To those who have no time to play is structured around four stories drawn from the artist’s own experiences. Each narrative is represented by its own form of architecture and mode of reception. As someone looking at the exhibition, you are asked to perform different roles during your time there. You become a reader, a viewer, a listener, an emotional participant, an outsider caught in the midst of a protest, a collective presence in a chorus of sewing machines or any number of other roles you can define for yourself. There is a beauty in how the exhibition unfolds and how your attention is called to other people’s struggles that ask to become part of your own, if only for a little while.
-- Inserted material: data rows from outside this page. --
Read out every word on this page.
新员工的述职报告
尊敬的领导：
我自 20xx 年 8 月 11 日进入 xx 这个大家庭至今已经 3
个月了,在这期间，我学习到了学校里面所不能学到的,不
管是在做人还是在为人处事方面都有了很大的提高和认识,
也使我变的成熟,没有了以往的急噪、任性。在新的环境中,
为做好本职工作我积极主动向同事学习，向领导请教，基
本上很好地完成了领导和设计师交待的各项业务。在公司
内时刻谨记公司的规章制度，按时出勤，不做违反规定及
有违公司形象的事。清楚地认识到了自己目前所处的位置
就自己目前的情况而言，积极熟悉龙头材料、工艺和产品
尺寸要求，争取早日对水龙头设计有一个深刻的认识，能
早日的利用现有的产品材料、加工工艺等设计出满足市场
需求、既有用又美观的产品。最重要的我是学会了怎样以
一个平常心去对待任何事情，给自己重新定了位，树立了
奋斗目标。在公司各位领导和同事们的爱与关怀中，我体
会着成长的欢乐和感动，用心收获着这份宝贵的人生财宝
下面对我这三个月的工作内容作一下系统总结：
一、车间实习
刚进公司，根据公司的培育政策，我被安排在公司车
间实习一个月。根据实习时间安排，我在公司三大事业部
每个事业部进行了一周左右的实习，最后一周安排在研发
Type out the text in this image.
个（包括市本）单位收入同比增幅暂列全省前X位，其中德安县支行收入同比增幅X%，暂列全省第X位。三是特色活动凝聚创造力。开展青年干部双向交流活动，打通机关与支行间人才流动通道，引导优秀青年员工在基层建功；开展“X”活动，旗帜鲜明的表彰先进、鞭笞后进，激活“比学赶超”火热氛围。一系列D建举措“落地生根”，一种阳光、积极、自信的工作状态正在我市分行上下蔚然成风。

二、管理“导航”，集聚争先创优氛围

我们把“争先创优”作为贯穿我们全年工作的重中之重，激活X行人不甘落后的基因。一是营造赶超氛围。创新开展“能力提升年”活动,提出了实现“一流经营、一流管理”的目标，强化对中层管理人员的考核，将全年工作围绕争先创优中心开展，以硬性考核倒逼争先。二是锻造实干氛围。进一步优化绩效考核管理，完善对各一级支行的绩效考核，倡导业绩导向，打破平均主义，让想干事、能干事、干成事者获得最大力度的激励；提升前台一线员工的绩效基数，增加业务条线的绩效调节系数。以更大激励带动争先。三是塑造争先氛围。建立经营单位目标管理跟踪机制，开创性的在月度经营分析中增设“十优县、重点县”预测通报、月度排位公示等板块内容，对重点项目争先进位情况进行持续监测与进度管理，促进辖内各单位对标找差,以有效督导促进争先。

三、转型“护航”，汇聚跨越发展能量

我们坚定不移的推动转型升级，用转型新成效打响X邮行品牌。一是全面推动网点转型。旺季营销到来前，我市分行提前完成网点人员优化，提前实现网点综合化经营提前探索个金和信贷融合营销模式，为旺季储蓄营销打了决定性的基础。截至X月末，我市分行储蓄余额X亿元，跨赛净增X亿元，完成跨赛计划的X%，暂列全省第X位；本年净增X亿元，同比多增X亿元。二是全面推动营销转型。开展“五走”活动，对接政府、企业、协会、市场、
from the curatorial text by Charles Esche “Who has no time to play?” (page 35)
Antigone Update
Red Yurt
Gluklya calls the larger yurt in this exhibition the Red Yurt, in reference to the Soviet emancipatory struggle and the ambivalent impact it had on its many different territories. The yurt form here is more directly associated with its origins as it introduces stories and artworks from Bishkek, the capital of Kyrgyzstan. It is perhaps useful to know that of all the Central Asian republics that emerged since the end of the Russian Empire and Soviet Union, Kyrgyzstan has been the least authoritarian and most subject to influence by the citizens of the state. These democratic freedoms have also led to a poor economic record and consistently poor working conditions. The struggles of the Kyrgyz women in particular are what animates the Red Yurt.
Two diaries
Melting Snowball
In a third space – a white dome that Gluklya named a Melting Snowball, a precarious relative of the revolutionary cobblestone –clothes are propped up around the base. Clothes are a returning motive in Gluklya’s work and these ones were worn by people who participated in the May protests in Russia from 2015-19. Inside, films show scenes from various 1st May (Labour Day) protests in St. Petersburg up to the year it was made illegal. On one textile, the words Queer-Peace-May appear, words that are also banned in Putin’s Russia today. The three videos surround you as though you have been unknowingly caught up in the middle of the demonstration.